Desire – n. a longing or craving, as for something that brings satisfaction or enjoyment
Dream – n. an aspiration; a wild fancy

A Beautiful beach with Palm Trees on the South Coast of Barbados
“Sitting by the pool without a care in the world was a dream come true”
While walking past the window of a travel agency, it’s not the words that catch your eye. When scrolling aimlessly through the world of newsfeeds and updates, it’s not the status about how terrible drivers are or how someone tripped in front of Starbucks today that interests most people. If you’re a traveler like me, it’s the beautiful photos of faraway places that make you pause, click even! And dream a little.
I have a very vivid memory, of an afternoon in London about 30 years ago. With about ten minutes before departure, I was sitting on a commuter train in an old, dingy Victorian Charing Cross station. As I looked out the window, all I saw were the grey faces of the grey people all walking on autopilot, doing what they did every day because it was what they had always done and probably what they continued to do for years thereafter. Now, at this time, a group of friends and I had just booked a holiday to the balmy Spanish island of Mallorca. I still had the brochure in my hands and I remember looking away from the grey platform with its grey passersby and down at the colorful, glossy photographs, reading over and over the description of the hotel we would be staying at.
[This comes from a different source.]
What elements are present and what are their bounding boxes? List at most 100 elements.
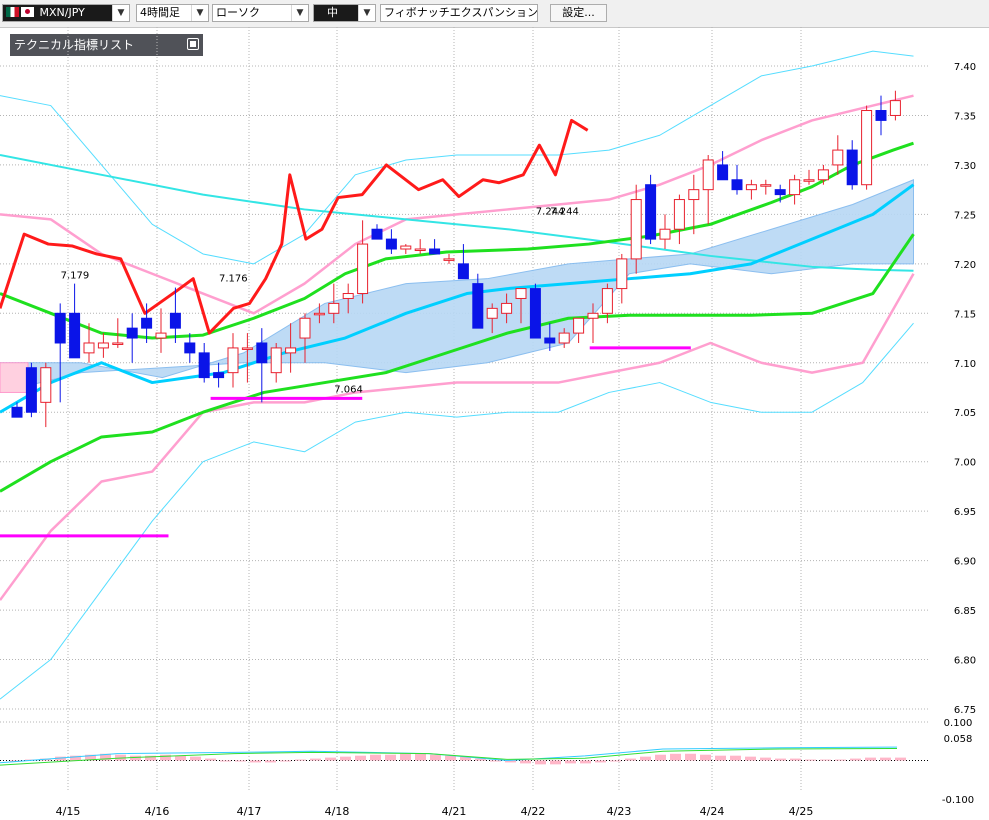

And looking at the photograph of a turquoise blue swimming pool with people lounging in the warm sun, I felt the strong pull of desire. I wanted to be there more than anything in that moment.
Desire drives us
Desire drives us, gives us the will to live. It’s all the things we look forward to. From your first early morning cup of steaming hot coffee to putting your feet up and relaxing at the end of the day, it’s the desire for those moments that help us get through all the stuff we don’t want to do. The drive for long hours, for saving money, for dealing with stress, often stems from the desire for the reward at the end of it all – the house, the car, the dream vacation.
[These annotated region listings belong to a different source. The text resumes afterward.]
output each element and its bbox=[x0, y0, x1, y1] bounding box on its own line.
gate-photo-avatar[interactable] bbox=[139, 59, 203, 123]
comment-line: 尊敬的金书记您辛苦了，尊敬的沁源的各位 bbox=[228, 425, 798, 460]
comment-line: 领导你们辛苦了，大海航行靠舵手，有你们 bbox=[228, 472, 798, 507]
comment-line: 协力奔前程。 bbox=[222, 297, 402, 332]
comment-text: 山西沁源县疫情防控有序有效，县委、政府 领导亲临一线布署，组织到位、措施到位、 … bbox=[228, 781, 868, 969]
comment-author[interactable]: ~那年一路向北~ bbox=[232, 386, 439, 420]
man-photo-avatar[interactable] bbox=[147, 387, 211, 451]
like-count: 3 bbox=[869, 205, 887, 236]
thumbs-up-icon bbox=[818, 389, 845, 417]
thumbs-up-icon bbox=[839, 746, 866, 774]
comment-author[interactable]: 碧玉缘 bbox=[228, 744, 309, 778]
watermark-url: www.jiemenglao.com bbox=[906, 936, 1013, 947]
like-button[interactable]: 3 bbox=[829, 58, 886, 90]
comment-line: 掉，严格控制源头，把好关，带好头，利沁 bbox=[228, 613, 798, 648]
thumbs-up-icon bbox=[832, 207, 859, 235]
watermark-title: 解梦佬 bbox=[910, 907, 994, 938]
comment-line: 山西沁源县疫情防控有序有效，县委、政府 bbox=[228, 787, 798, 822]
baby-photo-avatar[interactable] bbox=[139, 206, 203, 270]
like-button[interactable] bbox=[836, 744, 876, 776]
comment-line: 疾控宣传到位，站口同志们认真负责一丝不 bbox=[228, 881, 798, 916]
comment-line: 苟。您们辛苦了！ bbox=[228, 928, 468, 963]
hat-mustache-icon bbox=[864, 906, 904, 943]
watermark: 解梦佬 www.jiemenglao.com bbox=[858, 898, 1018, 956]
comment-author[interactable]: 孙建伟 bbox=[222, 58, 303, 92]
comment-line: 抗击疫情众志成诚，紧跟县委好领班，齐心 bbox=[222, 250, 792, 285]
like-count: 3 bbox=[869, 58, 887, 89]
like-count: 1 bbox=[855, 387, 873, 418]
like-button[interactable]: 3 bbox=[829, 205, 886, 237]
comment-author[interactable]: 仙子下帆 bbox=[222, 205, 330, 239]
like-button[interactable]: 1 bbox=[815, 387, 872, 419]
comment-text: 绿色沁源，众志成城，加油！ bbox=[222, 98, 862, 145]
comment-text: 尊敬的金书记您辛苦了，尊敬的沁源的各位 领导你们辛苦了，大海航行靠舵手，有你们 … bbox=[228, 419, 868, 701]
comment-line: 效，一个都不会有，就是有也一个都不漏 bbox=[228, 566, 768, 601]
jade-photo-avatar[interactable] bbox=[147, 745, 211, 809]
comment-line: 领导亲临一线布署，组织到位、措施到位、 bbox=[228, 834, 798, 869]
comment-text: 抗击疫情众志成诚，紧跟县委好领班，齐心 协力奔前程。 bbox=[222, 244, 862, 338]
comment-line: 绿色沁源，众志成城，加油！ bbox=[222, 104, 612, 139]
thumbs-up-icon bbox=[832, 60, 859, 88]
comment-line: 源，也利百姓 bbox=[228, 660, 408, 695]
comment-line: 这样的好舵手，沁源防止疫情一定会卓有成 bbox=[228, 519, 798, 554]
I first really thought about the concept of desire in relation to travel when I attended one of my initial training courses as an overseas rep for a tour operator back in the 1980’s. It was suggested to us, the audience, that the holiday company wasn’t just selling a ticket to somewhere in exchange for money. We were in fact selling a dream.
At that time in Britain, the second highest priority (and also the second biggest expense to a Brit) was his or her annual holiday getaway. It was the thing they desired and the thing they worked for all year long. And at the time, it was our responsibility to give them their dream through brilliant customer service and brochure after brochure of lovely descriptions and tantalizing photographs of warm, sunny beaches and drinks by the pool. Today, the tourism and travel industry continues to sell dreams, but instead of just brochures, we have websites and the open world of social media. A dream destination, once showcased by two images and a brief description in a small rack of brochures can now easily go unnoticed without eye-catching photographs to stand out amidst the chaos of constantly updating newsfeeds and tweets.
The Infinite Search
This idea that the travel industry is the marketplace of dreams has really stuck with me over the years and has since become a sort of subconscious mantra on which my photography and my company is built. I photograph hotels and destinations in hopes of inspiring someone else to have the same moment of desire I had 30 years ago on that train in London. After years of photographing, I finally realized what I really do: I photograph dreams for a living and I have found passion in that.